William Wordsworth's After thought
Uploaded by amany kamal on May 26, 2006
Wordsworth’s After Thought represents a typical application for the deconstruction theory. It includes a number of binaries like: permanence, transience/ form, content/ function, existence, manhood, childhood, etc. Traditionally speaking, content is privileged over form and manhood is privileged over childhood. However, in this poem, the poet priterises form over content. In this sense, Wordsworth espouses the typically Romantic structure of the opposition. Form is basic and everlasting while content is short-lived and momentary. Nevertheless, in terms of human dichotomy, the order is different. What survives is ‘Something from our hand’, something we make and it could be: a poem, a portrait, or a painting.
Wordsworth again insists that what ever lasts is not the content. Instead it is the form. By this endorsement, Wordsworth is redrafting what Plato had said about content and form significance. In his 3 last lines, Wordsworth confirms the notion of permanence and this can be touched in the final invocation f love, hope, and faith.

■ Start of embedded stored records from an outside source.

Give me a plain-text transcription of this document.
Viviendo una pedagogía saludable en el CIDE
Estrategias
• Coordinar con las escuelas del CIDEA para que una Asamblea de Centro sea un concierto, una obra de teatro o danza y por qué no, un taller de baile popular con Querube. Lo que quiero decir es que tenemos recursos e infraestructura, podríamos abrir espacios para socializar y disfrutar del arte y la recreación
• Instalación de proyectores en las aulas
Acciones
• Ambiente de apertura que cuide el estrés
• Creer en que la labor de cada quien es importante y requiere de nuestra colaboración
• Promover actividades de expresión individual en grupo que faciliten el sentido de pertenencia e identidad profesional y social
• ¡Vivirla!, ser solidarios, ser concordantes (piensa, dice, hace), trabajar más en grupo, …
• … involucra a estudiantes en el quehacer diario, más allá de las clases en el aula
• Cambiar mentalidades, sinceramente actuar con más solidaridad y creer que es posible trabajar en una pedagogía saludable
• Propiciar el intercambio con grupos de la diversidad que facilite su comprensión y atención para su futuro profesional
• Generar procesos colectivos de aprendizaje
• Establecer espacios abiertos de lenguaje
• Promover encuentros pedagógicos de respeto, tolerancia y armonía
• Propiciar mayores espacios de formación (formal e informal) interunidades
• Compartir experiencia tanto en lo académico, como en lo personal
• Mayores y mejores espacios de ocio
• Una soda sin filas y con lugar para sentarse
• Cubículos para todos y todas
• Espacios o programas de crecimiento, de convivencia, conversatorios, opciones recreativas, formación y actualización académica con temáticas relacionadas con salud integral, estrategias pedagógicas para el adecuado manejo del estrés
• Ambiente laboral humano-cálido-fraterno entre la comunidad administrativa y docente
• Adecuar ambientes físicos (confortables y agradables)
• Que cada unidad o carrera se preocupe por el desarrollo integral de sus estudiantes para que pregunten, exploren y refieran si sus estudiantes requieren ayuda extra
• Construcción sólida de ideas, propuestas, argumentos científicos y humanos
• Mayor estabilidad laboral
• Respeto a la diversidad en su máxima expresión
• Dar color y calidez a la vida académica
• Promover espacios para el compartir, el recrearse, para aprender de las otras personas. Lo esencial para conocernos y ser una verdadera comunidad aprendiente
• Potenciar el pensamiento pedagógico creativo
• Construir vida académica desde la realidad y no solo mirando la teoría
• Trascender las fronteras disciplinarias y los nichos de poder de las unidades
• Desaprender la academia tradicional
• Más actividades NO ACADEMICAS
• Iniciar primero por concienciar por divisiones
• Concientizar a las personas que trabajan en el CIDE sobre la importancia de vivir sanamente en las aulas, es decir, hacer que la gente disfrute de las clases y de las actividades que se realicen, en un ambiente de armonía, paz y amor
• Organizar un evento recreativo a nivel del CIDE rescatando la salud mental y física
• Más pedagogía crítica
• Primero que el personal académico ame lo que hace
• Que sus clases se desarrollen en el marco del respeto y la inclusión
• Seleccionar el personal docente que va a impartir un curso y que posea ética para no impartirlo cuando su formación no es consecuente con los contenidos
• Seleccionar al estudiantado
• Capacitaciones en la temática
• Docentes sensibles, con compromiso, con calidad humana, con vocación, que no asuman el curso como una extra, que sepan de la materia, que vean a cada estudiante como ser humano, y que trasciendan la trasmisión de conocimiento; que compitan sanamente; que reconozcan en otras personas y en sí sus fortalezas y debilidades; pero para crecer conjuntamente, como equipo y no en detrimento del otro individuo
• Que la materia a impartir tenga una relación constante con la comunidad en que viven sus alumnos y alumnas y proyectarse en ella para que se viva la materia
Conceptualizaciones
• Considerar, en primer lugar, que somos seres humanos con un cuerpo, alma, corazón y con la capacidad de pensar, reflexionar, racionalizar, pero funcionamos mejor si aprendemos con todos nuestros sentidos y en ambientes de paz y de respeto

By the end, all I can say here is that my initial reading to this poem and the theory itself before made me feel how bizarre and peculiar the founder of this school is. However, as a deconstructive reader, I admit the fact that the poet did a superb effort in trying to shake our perception of fixed and rigid things. But the question that is still unanswerable and is bewildering me is: Is the poem itself a proof of Wordsworth’s survival or his survival existence or his passing away?